Clockwork Canada Guidelines

I will be editing a new anthology, Clockwork Canada, for Exile Editions. I am interested in stories from 2,000 to 8,000 words. I pay 5 cents/word (CAD). Stories must be set in Canada and written by Canadian authors. Canadians living abroad must indicate their status in their cover letter. Please indicate if you consider yourself any of the following in the cover letter: Aboriginal writer, culturally diverse writer, Francophone writer, new generation writer (definitions below). You are welcome to indicate your gender and if you self-identify as LGBTQIA (otherwise called QUILTBAG).

The full guidelines can be found on the Clockwork Canada page. I will periodically be posting links to Steampunk resources and recommended stories here on my blog, including updates on the anthology.

Poetry Sale

My poem “A Portrait of the Monster as an Artist” was accepted by Mike Allen for Mythic Delirium. This will be my second appearance in Mythic Delirium, but my first on the relaunched online version of the magazine. Poems and stories from the first year of the new MD were recently compiled in an anthology format, and the book received some very nice praise from Publishers Weekly.

I wrote the poem for Helen Marshall after I finished reading her magnificent poetry collection, The Sex Lives of Monsters

Strange Horizons

There are only three days left for the Strange Horizons annual Fund Drive.

Strange Horizons is one of those magazines that does so much for the field: they’ve a really strong focus on international and under-represented voices, they publish fiction, poetry, reviews, and opinionated and insightful columns, and they have podcasts with great readers. They’re also staffed by volunteers. And they’ve published me in the past, but that’s the least of it for me; they’re the real deal, a long-running online magazine dedicated to great work.

Seriously, just check out this new story by Indrapramit Das.

I’ve already donated, and they need an extra push to reach their goals. You should help them out. Oh, and they also have a great selection of prizes for those who donate.

WFC 2014

The World Fantasy Convention in Washington D.C. happened.

Unsurprisingly, I find myself missing people already. Fortunately the post-con blues were lessened this time by a gradual withdrawal: I had the lovely company of Madeline Ashby, David Nickle, and Michael Rowe at Reagan Airport, then Gillian Chan on the plane ride, and then Michael again on the car ride home.

Much of my time was spent with roommates and friends C.S.E. Cooney, Patty Templeton, and Nicole Kornher-Stace. Late-night shenanigans were a common occurrence and always welcome.

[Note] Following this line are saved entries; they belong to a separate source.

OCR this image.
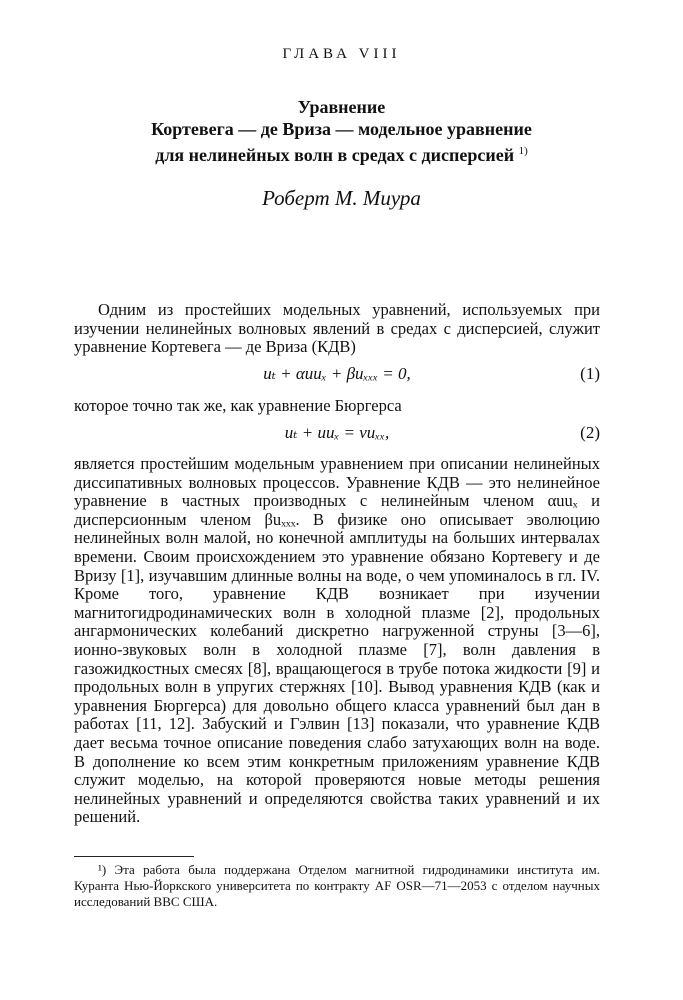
ГЛАВА VIII
Уравнение
Кортевега — де Вриза — модельное уравнение
для нелинейных волн в средах с дисперсией $^{1)}$
Роберт М. Миура
Одним из простейших модельных уравнений, используемых при изучении нелинейных волновых явлений в средах с дисперсией, служит уравнение Кортевега — де Вриза (КДВ)
uₜ + αuuₓ + βuₓₓₓ = 0,	(1)
которое точно так же, как уравнение Бюргерса
uₜ + uuₓ = νuₓₓ,	(2)
является простейшим модельным уравнением при описании нелинейных диссипативных волновых процессов. Уравнение КДВ — это нелинейное уравнение в частных производных с нелинейным членом αuuₓ и дисперсионным членом βuₓₓₓ. В физике оно описывает эволюцию нелинейных волн малой, но конечной амплитуды на больших интервалах времени. Своим происхождением это уравнение обязано Кортевегу и де Вризу [1], изучавшим длинные волны на воде, о чем упоминалось в гл. IV. Кроме того, уравнение КДВ возникает при изучении магнитогидродинамических волн в холодной плазме [2], продольных ангармонических колебаний дискретно нагруженной струны [3—6], ионно-звуковых волн в холодной плазме [7], волн давления в газожидкостных смесях [8], вращающегося в трубе потока жидкости [9] и продольных волн в упругих стержнях [10]. Вывод уравнения КДВ (как и уравнения Бюргерса) для довольно общего класса уравнений был дан в работах [11, 12]. Забуский и Гэлвин [13] показали, что уравнение КДВ дает весьма точное описание поведения слабо затухающих волн на воде. В дополнение ко всем этим конкретным приложениям уравнение КДВ служит моделью, на которой проверяются новые методы решения нелинейных уравнений и определяются свойства таких уравнений и их решений.
¹) Эта работа была поддержана Отделом магнитной гидродинамики института им. Куранта Нью-Йоркского университета по контракту AF OSR—71—2053 с отделом научных исследований ВВС США.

I also managed to spend a good deal of time with my close friend Ann VanderMeer, whom I hadn’t seen in person since WFC 2012 in Toronto.

We managed to restrict most of our meals fruits and veggies kept in our room and the con suite – there was a fairly good selection – though there were a few lovely dinners: one with the VanderMeers, Peter Straub, Thomas Olde Heuvelt and Singha Samwel, Desirina Boskovitch, Jeremy Zerfoss, and Stephen H. Segal; another with Nicole, Patty, Claire, and Mike and Anita Allen; and another with Patty, John O’Neill and Elwin Cotman.

I managed to keep my book purchases to a minimum this year. Books purchased include Monstrous Affections from Small Beer Press and Patty’s There Is No Lovely End, amongst a few others.

Sofia Samatar took the Best Novel award for her superb A Stranger in Olondria. I’ve rarely been more pleased about a win. Her acceptance speech gracefully addressed the topic of the award itself, a bust of H.P. Lovecraft. There’s been an ongoing discussion on the issue of representing an international award with the bust of a well-known racist, and I hope Sofia’s tactful appeal to community and ongoing debate will help further the discussion.

A full list of the award winners can be found here.